Both ArgoCD and Harness have an HA install type. The Harness HA type installs different variations of the components with more than 1 replicas.

  • agent has 2 replicas. In HA mode, the agent will utilize a Horizontal Pod Autoscaler for CPU and memory, with a minimum of 1 replica and a maximum of 5 replicas.
  • redis has 3 replicas/sentinels (haproxy).
  • argocd-application-controller has 1 replica (ArgoCD uses 2).
  • argocd-repo-server server has 2 replicas.
  • argocd-applicationset-controller has 1 replica.

ArgoCD use case

Handling UI load

Since ArgoCD has only 1 instance per UI, adding multiple replicas helps to manage load from the UI.

Adding multiple replicas helps scale the operations required by the UI, so more users can log in concurrently. For more information, go to argocd-server.

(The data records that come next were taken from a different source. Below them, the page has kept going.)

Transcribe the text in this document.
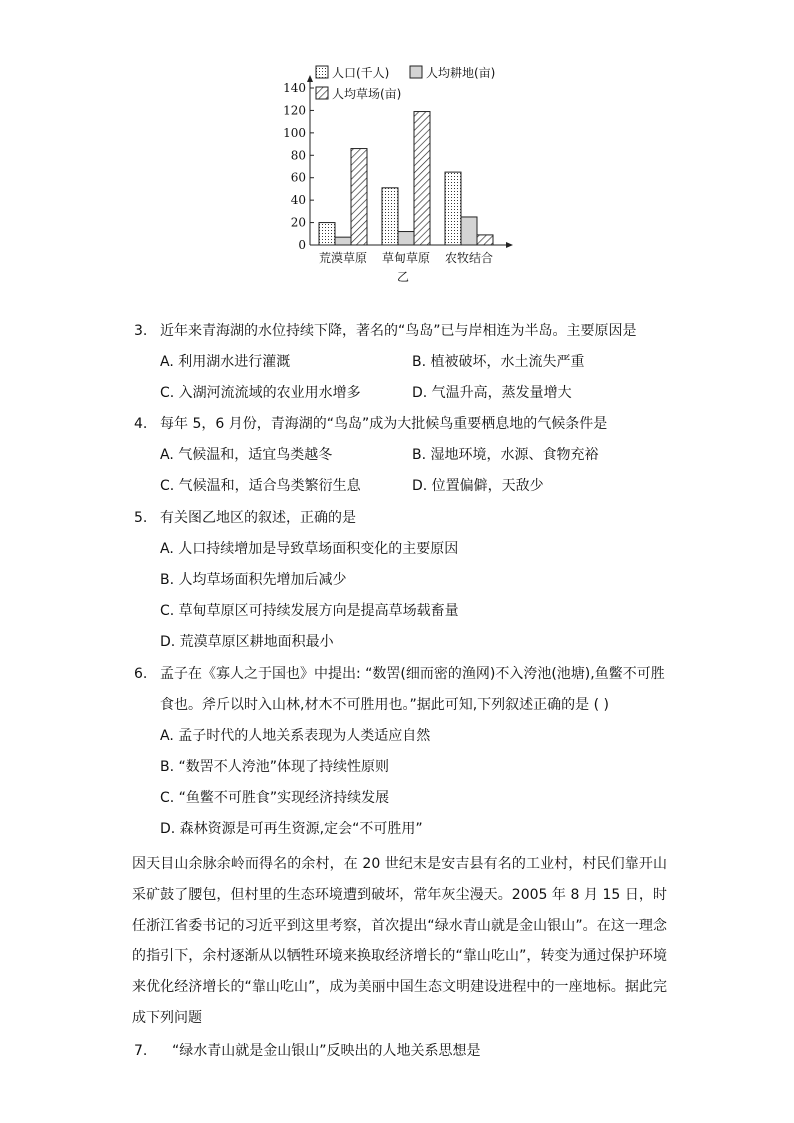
0
20
40
60
80
100
120
140
荒漠草原 草甸草原 农牧结合
乙
人口(千人)	人均耕地(亩)
人均草场(亩)
3. 近年来青海湖的水位持续下降，著名的“鸟岛”已与岸相连为半岛。主要原因是
A. 利用湖水进行灌溉	B. 植被破坏，水土流失严重
C. 入湖河流流域的农业用水增多	D. 气温升高，蒸发量增大
4. 每年 5，6 月份，青海湖的“鸟岛”成为大批候鸟重要栖息地的气候条件是
A. 气候温和，适宜鸟类越冬	B. 湿地环境，水源、食物充裕
C. 气候温和，适合鸟类繁衍生息	D. 位置偏僻，天敌少
5. 有关图乙地区的叙述，正确的是
A. 人口持续增加是导致草场面积变化的主要原因
B. 人均草场面积先增加后减少
C. 草甸草原区可持续发展方向是提高草场载畜量
D. 荒漠草原区耕地面积最小
6. 孟子在《寡人之于国也》中提出: “数罟(细而密的渔网)不入洿池(池塘),鱼鳖不可胜
食也。斧斤以时入山林,材木不可胜用也。”据此可知,下列叙述正确的是 ( )
A. 孟子时代的人地关系表现为人类适应自然
B. “数罟不人洿池”体现了持续性原则
C. “鱼鳖不可胜食”实现经济持续发展
D. 森林资源是可再生资源,定会“不可胜用”
因天目山余脉余岭而得名的余村，在 20 世纪末是安吉县有名的工业村，村民们靠开山采矿鼓了腰包，但村里的生态环境遭到破坏，常年灰尘漫天。2005 年 8 月 15 日，时任浙江省委书记的习近平到这里考察，首次提出“绿水青山就是金山银山”。在这一理念的指引下，余村逐渐从以牺牲环境来换取经济增长的“靠山吃山”，转变为通过保护环境来优化经济增长的“靠山吃山”，成为美丽中国生态文明建设进程中的一座地标。据此完成下列问题
7. “绿水青山就是金山银山”反映出的人地关系思想是
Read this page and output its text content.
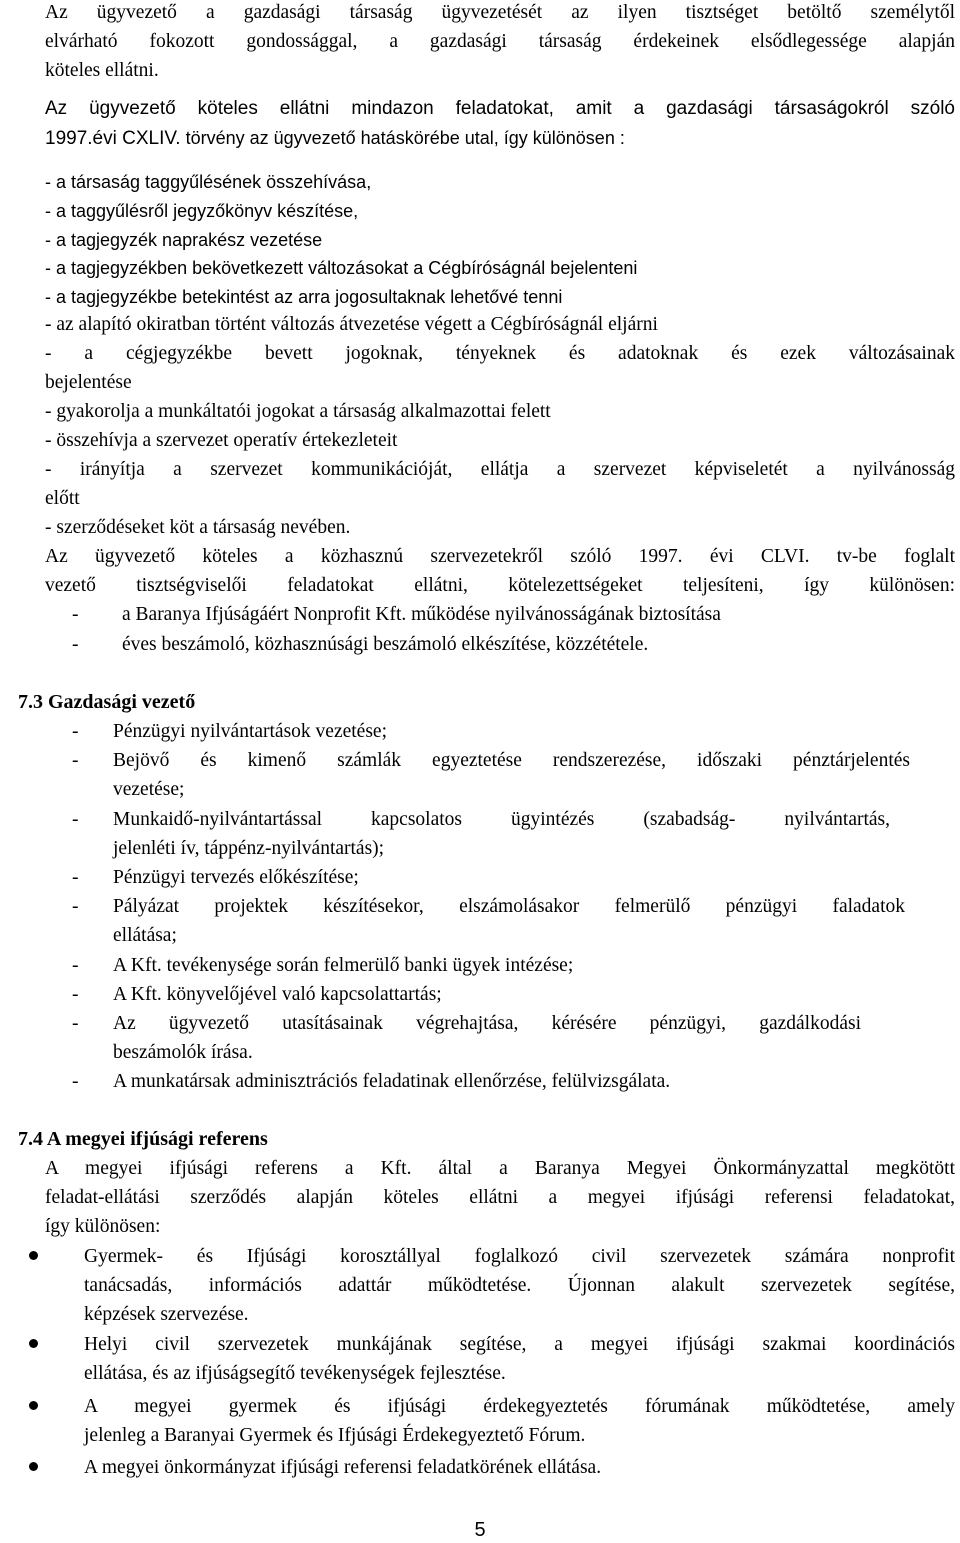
Az ügyvezető a gazdasági társaság ügyvezetését az ilyen tisztséget betöltő személytől
elvárható fokozott gondossággal, a gazdasági társaság érdekeinek elsődlegessége alapján
köteles ellátni.
Az ügyvezető köteles ellátni mindazon feladatokat, amit a gazdasági társaságokról szóló
1997.évi CXLIV. törvény az ügyvezető hatáskörébe utal, így különösen :
- a társaság taggyűlésének összehívása,
- a taggyűlésről jegyzőkönyv készítése,
- a tagjegyzék naprakész vezetése
- a tagjegyzékben bekövetkezett változásokat a Cégbíróságnál bejelenteni
- a tagjegyzékbe betekintést az arra jogosultaknak lehetővé tenni
- az alapító okiratban történt változás átvezetése végett a Cégbíróságnál eljárni
- a cégjegyzékbe bevett jogoknak, tényeknek és adatoknak és ezek változásainak
bejelentése
- gyakorolja a munkáltatói jogokat a társaság alkalmazottai felett
- összehívja a szervezet operatív értekezleteit
- irányítja a szervezet kommunikációját, ellátja a szervezet képviseletét a nyilvánosság
előtt
- szerződéseket köt a társaság nevében.
Az ügyvezető köteles a közhasznú szervezetekről szóló 1997. évi CLVI. tv-be foglalt
vezető tisztségviselői feladatokat ellátni, kötelezettségeket teljesíteni, így különösen:
- a Baranya Ifjúságáért Nonprofit Kft. működése nyilvánosságának biztosítása
- éves beszámoló, közhasznúsági beszámoló elkészítése, közzététele.
7.3 Gazdasági vezető
- Pénzügyi nyilvántartások vezetése;
- Bejövő és kimenő számlák egyeztetése rendszerezése, időszaki pénztárjelentés
vezetése;
- Munkaidő-nyilvántartással kapcsolatos ügyintézés (szabadság- nyilvántartás,
jelenléti ív, táppénz-nyilvántartás);
- Pénzügyi tervezés előkészítése;
- Pályázat projektek készítésekor, elszámolásakor felmerülő pénzügyi faladatok
ellátása;
- A Kft. tevékenysége során felmerülő banki ügyek intézése;
- A Kft. könyvelőjével való kapcsolattartás;
- Az ügyvezető utasításainak végrehajtása, kérésére pénzügyi, gazdálkodási
beszámolók írása.
- A munkatársak adminisztrációs feladatinak ellenőrzése, felülvizsgálata.
7.4 A megyei ifjúsági referens
A megyei ifjúsági referens a Kft. által a Baranya Megyei Önkormányzattal megkötött
feladat-ellátási szerződés alapján köteles ellátni a megyei ifjúsági referensi feladatokat,
így különösen:
Gyermek- és Ifjúsági korosztállyal foglalkozó civil szervezetek számára nonprofit
tanácsadás, információs adattár működtetése. Újonnan alakult szervezetek segítése,
képzések szervezése.
Helyi civil szervezetek munkájának segítése, a megyei ifjúsági szakmai koordinációs
ellátása, és az ifjúságsegítő tevékenységek fejlesztése.
A megyei gyermek és ifjúsági érdekegyeztetés fórumának működtetése, amely
jelenleg a Baranyai Gyermek és Ifjúsági Érdekegyeztető Fórum.
A megyei önkormányzat ifjúsági referensi feladatkörének ellátása.
5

Handling the application reconciliation and syncs

ArgoCD performs application reconciliation and syncs using the argocd-application-controller and argocd-repo-server.

The argocd-application-controller has 2 queues that are used for processing of application reconciliation and application syncs. By default, argocd-application-controller has 20 processors for the application reconciliation queue and 10 processors for the application syncs.

For reference, the ArgoCD community recommends using 50 and 20 processors respectively for 1000 applications.

For more information, go to:

The argocd-application-controller also watches (at a fixed frequency of 10 seconds, by default) the clusters using the Kubernetes client on the current state and maintains a cache for faster retrieval.

If the controller manages a lot of clusters and is facing memory issues, the clusters are sharded (ARGOCD_CONTROLLER_SHARDING_ALGORITHM) across multiple replicas of argocd-application-controller.

For more information, go to High Availability from ArgoCD.

Handling Monorepos

The argocd-repo-server maintains one repository clone locally and uses it for application manifest generation. If the manifest generation must change a file in the local repository clone, then only one concurrent manifest generation per server instance is allowed. This limitation might significantly slowdown ArgoCD if you have a monorepo with multiple applications (50+).

For more information, go to High Availability from ArgoCD.

Harness use cases

With Harness GitOps, where multiple agents can run in a single UI, Harness is not bound to have just 1 instance per UI. Harness can have multiple agents deployed across different scopes/clusters that can handle more applications than ArgoCD.

When to use Harness GitOps HA Agent?:

  • If you have high UI activity (50+ active sessions) for the applications on the agent.
  • When you have a monorepo.
  • If you want to add more than 100 applications per agent.

Considerations

Harness Agent reconciliation

The GitOps agent has 2 types of reconciliation on top of the ArgoCD’s reconciliation. This ensures that the data the GitOps service has is in sync with what is present in the destination cluster.

  1. On CRUD events, reconciliation runs every 10 seconds.
  2. The bulk reconciliation (to check if anything was removed/added in the cluster directly) runs every 100 seconds.

Known problem

Currently, the agents running with multiple replicas are not aware that more replicas are running and hence the reconciliation runs on all.

Consequently, if there is an HA agent running 5 pods all of the pods will send the reconcile call (5 times in 1 cycle). This results in computing overhead.